Revealing key meso-particles responsible for irreversible membrane fouling in an integrated oxidation-coagulation ultrafiltration system: Fouling behavior and interfacial interaction mechanism

Abstract

This study applied a ferrate in-situ oxidation-coagulation ultrafiltration integrated system in drinking water treatment, illustrating the influence of meso-particles on membrane fouling behavior by oxidation-coagulation regulating. Under neutral conditions, the meso-particles between 20 and 100 nm were the mainly components at initial oxidation phase. Subsequently small molecules gathered to meso-particles of 200–500 nm under the flocculation, and 40 % of micro-particles aggregates were detected finally. According to the statistical correlation between multiscale particles and membrane flux and resistance, wherein meso-particle especially in range of 20–100 nm principally contributed to the irreversible fouling while the correlation coefficients above 0.9, and reversible fouling related to the synergy of meso- and micro-particles.
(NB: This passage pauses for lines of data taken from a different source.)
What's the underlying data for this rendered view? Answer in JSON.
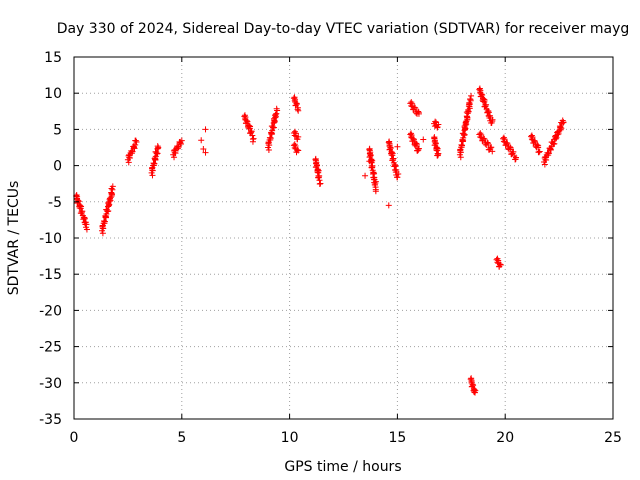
{
  "chart_data": {
    "type": "scatter",
    "title": "Day 330 of 2024, Sidereal Day-to-day VTEC variation (SDTVAR) for receiver mayg",
    "xlabel": "GPS time / hours",
    "ylabel": "SDTVAR / TECUs",
    "xlim": [
      0,
      25
    ],
    "ylim": [
      -35,
      15
    ],
    "xticks": [
      0,
      5,
      10,
      15,
      20,
      25
    ],
    "yticks": [
      15,
      10,
      5,
      0,
      -5,
      -10,
      -15,
      -20,
      -25,
      -30,
      -35
    ],
    "grid": true,
    "marker": "+",
    "color": "#ff0000",
    "series": [
      {
        "name": "SDTVAR",
        "segments": [
          {
            "x": [
              0.1,
              0.6
            ],
            "y": [
              -4.2,
              -8.5
            ]
          },
          {
            "x": [
              1.3,
              1.8
            ],
            "y": [
              -9.0,
              -3.2
            ]
          },
          {
            "x": [
              2.5,
              2.9
            ],
            "y": [
              0.8,
              3.3
            ]
          },
          {
            "x": [
              3.6,
              3.9
            ],
            "y": [
              -1.0,
              2.6
            ]
          },
          {
            "x": [
              4.6,
              5.0
            ],
            "y": [
              1.5,
              3.5
            ]
          },
          {
            "x": [
              7.9,
              8.3
            ],
            "y": [
              6.8,
              4.0
            ]
          },
          {
            "x": [
              9.0,
              9.4
            ],
            "y": [
              2.5,
              7.5
            ]
          },
          {
            "x": [
              10.2,
              10.4
            ],
            "y": [
              9.3,
              7.8
            ]
          },
          {
            "x": [
              10.2,
              10.4
            ],
            "y": [
              4.5,
              3.8
            ]
          },
          {
            "x": [
              10.2,
              10.4
            ],
            "y": [
              2.8,
              1.8
            ]
          },
          {
            "x": [
              11.2,
              11.4
            ],
            "y": [
              0.8,
              -2.2
            ]
          },
          {
            "x": [
              13.7,
              14.0
            ],
            "y": [
              2.2,
              -3.2
            ]
          },
          {
            "x": [
              14.6,
              15.0
            ],
            "y": [
              3.2,
              -1.5
            ]
          },
          {
            "x": [
              15.6,
              16.0
            ],
            "y": [
              8.6,
              7.0
            ]
          },
          {
            "x": [
              15.6,
              16.0
            ],
            "y": [
              4.3,
              2.0
            ]
          },
          {
            "x": [
              16.7,
              16.9
            ],
            "y": [
              5.8,
              5.5
            ]
          },
          {
            "x": [
              16.7,
              16.9
            ],
            "y": [
              3.8,
              1.3
            ]
          },
          {
            "x": [
              17.9,
              18.4
            ],
            "y": [
              1.5,
              9.3
            ]
          },
          {
            "x": [
              18.8,
              19.4
            ],
            "y": [
              10.5,
              5.8
            ]
          },
          {
            "x": [
              18.8,
              19.4
            ],
            "y": [
              4.3,
              2.0
            ]
          },
          {
            "x": [
              19.9,
              20.5
            ],
            "y": [
              3.7,
              1.0
            ]
          },
          {
            "x": [
              21.2,
              21.6
            ],
            "y": [
              4.0,
              2.0
            ]
          },
          {
            "x": [
              21.8,
              22.7
            ],
            "y": [
              0.5,
              6.1
            ]
          },
          {
            "x": [
              19.6,
              19.8
            ],
            "y": [
              -13.0,
              -14.0
            ]
          },
          {
            "x": [
              18.4,
              18.6
            ],
            "y": [
              -29.5,
              -31.5
            ]
          }
        ],
        "points": [
          [
            5.9,
            3.5
          ],
          [
            6.0,
            2.3
          ],
          [
            6.1,
            5.0
          ],
          [
            6.1,
            1.8
          ],
          [
            8.3,
            3.3
          ],
          [
            13.5,
            -1.4
          ],
          [
            13.7,
            0.6
          ],
          [
            14.6,
            -5.5
          ],
          [
            15.0,
            2.6
          ],
          [
            16.2,
            3.6
          ]
        ]
      }
    ]
  }
}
Additionally, the fouling behavior of meso-particles on the membrane surface and the structural evolution of the fouling layer were illustrated based on the interfacial interaction, UV–vis reflectance spectroscopy and molecular dynamics simulation. The changes in hydrophilicity and charge of the meso-particle (20–100 nm) increased the attractive interaction with the membrane, causing severe membrane fouling. As flocculation progressed, the polynuclear Fe-hydroxide interacted with HA molecular fragments, and aggregated to meso-particles in range of 200–500 nm, which had smaller molecular gap and more tight structure than micro-particle (500–1000 nm), due to the HA molecular fragments were more strongly bound on the polynuclear Fe-hydroxide compared to iron hydroxide cluster. The stable and compact structure induced the meso-particles deposited on membrane surface and hardly be physically cleaned. The investigation of meso-particle on membrane fouling was provided new insight into the membrane separation process.